Une partie du collectif En Avant Tours

Même si le dialogue n’est pas totalement rompu, la possibilité d’un rassemblement global à gauche en vue des Municipales à Tours se réduit au fur et à mesure. Si bien que chaque organisation avance désormais dans sa campagne, à l’image « d’En Avant Tours », le collectif proche du Parti Socialiste.

« Le dialogue continue c’est une bonne chose. » Au lendemain de la proposition faite par « Pour Demain, Tours 2020 » aux autres forces de gauche en vue d’un rassemblement pour le premier tour des élections municipales à Tours, Cathy Münsch-Masset, cheffe de file du collectif « En Avant Tours » préfère voir le verre à moitié plein.

Relire : A gauche, l’espoir (même mince) d’un plus large rassemblement…

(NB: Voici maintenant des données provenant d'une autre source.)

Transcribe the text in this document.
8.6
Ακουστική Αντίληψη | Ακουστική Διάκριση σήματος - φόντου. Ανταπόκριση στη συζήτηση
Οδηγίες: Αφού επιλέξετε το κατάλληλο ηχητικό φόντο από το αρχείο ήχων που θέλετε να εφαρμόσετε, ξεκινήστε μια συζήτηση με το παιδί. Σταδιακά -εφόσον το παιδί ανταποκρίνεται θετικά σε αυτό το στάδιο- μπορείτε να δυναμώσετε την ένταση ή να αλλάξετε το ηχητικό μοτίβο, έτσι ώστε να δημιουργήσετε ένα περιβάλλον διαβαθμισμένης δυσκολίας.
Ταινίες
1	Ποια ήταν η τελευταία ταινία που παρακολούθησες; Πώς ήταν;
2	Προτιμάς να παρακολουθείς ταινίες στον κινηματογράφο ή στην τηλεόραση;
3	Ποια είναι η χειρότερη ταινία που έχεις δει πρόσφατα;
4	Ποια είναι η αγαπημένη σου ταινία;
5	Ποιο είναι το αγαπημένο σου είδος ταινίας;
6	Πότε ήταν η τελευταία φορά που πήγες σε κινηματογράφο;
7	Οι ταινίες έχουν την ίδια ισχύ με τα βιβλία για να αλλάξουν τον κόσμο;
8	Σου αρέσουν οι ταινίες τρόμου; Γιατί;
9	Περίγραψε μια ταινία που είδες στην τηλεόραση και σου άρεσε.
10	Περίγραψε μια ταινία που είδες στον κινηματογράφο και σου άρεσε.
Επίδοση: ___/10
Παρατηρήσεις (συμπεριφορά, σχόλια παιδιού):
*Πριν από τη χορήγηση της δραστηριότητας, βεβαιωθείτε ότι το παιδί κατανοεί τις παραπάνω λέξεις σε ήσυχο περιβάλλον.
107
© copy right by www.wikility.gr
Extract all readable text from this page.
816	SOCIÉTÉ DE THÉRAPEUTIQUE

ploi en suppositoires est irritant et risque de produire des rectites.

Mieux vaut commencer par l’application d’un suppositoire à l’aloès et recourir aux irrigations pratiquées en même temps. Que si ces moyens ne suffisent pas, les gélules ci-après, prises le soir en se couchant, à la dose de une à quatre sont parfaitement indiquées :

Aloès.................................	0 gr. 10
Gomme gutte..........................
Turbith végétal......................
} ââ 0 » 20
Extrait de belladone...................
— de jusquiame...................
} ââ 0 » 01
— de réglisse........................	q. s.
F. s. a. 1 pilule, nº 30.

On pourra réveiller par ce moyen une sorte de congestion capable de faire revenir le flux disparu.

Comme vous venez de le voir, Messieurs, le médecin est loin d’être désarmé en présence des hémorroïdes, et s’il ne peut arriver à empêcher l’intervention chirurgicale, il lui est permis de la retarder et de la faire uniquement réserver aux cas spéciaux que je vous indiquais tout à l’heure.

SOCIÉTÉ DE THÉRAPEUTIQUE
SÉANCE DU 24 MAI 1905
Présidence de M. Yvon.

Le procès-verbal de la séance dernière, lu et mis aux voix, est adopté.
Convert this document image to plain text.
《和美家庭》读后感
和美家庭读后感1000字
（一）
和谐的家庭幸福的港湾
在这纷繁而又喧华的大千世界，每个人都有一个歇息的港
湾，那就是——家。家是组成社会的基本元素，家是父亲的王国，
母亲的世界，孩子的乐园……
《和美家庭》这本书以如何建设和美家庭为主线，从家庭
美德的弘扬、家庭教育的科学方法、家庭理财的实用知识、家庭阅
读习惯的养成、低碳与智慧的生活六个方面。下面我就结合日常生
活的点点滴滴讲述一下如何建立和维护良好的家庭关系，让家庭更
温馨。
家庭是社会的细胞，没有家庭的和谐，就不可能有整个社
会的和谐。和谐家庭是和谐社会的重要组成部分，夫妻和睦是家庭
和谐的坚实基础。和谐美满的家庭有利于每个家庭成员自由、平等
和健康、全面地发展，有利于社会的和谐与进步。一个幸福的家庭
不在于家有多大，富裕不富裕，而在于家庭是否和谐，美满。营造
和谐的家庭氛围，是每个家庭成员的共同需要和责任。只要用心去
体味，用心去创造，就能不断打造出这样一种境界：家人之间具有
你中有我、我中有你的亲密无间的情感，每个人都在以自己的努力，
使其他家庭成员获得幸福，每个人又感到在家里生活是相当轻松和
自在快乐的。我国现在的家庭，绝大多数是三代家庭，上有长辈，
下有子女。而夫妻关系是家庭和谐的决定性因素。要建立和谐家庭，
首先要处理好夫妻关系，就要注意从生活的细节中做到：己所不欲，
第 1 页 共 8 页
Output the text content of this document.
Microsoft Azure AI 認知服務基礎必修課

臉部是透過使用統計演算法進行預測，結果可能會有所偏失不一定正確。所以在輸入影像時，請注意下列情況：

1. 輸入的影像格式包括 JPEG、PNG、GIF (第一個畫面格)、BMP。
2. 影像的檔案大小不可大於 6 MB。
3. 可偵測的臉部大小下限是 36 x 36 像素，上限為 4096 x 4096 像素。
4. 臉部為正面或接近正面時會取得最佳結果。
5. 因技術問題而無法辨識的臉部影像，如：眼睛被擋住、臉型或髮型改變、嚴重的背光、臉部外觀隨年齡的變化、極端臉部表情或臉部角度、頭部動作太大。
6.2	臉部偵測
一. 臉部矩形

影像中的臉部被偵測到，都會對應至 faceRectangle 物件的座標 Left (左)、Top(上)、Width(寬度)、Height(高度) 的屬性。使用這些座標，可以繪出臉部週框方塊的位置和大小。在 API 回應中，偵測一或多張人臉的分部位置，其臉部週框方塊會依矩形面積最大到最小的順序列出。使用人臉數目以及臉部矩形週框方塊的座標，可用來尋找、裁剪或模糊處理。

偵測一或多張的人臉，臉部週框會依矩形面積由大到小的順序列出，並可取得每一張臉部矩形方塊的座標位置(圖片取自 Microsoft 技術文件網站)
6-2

Malgré tout, le compte n’y est pas pour la candidate et ses camarades qui évoquent « des problèmes de forme », avec une proposition de répartition des équilibres dans la liste qui « fait très appareils politiques avec des sortes de blocs de partis au sein de la liste commune ». Paradoxal pour Cathy Münsch-Masset, alors que « l’on a passé des semaines à échanger sur la nécessité de renouveler les pratiques politiques. » A ses côtés, Iman Manzari ne dit pas autre chose. Et pour ce membre d’En Avant Tours, non encarté au Parti Socialiste d’expliquer : « A titre personnel, je ne me retrouve pas dans la proposition des écologistes car elle ne s’adresse qu’aux socialistes et non à « En Avant Tours » qui est un mouvement dans lequel il y a une diversité de représentation avec des citoyens non encartés comme moi. »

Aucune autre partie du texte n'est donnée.